While Green Diamond continues its onslaught of intensive industrial forest liquidation in Maple Creek, the company is doing very little monitoring or research to discern the consequences of these practices for public trust resources.  We know very little about conditions in the Maple Creek watershed, and Green Diamond Timber Harvest Plans recently submitted for Maple Creek are virtually devoid of any data or other meaningful information.  What data does exist is very limited in scope and size, thus rendering it impossible to discern any real patterns or implications from such data.

Maple Creek is known to support both resident and anadromous fisheries, but Green Diamond does not appear to be conducting any monitoring of these species in Maple Creek.  The aquatic monitoring data that does exist represents a small sample size over a small period of time, and the results are wildly variable.  No information about the conditions of habitat for resident or anadromous fish is provided in Green Diamond’s THPs, leaving a massive informational gap that hampers both agency and public evaluation. The only mention of monitoring activities conducted by Green Diamond in its THPs for Maple Creek indicates that recently-implemented headwaters stream monitoring is showing erosion impacts resulting from existing roads, though this data is also limited.
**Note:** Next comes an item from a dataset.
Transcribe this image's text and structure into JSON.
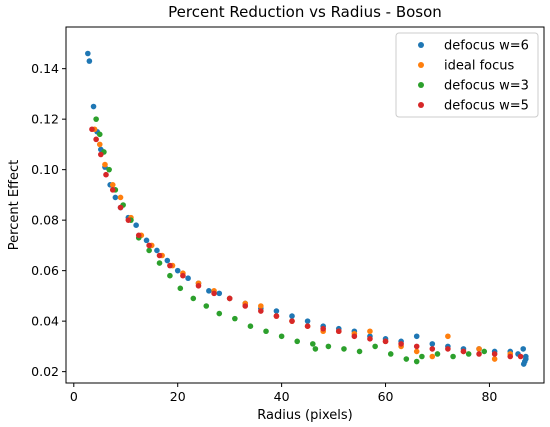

The fundamental requirements of the California Environmental Quality Act to make decisions based on substantial evidence appear to be largely disregarded by Green Diamond and Cal Fire. The virtual informational void in Maple Creek as evidenced by lack of any data or quantitative analysis in Green Diamond’s THPs makes approval of these plans as written suspect at best.  Cal Fire has systemically failed in its responsibility to make determinations based on substantial evidence in light of the record presented. This fact betrays a lack of regulatory mechanisms and controls over potential impacts to fish and other threatened species.

These disturbing information gaps are part and parcel of the ongoing liquidation practices of Green Diamond. EPIC is working hard to expose the activities of this company in order to leverage on the ground changes that protect natural resources from over-expoitation, and to foment company wide reform. The efforts that Green Diamond makes to hide their destructive practices from a forest products market that is increasingly sensitive to sustainability issues made up a big part of our last edition of the EPIC Environment Show on KMUD radio.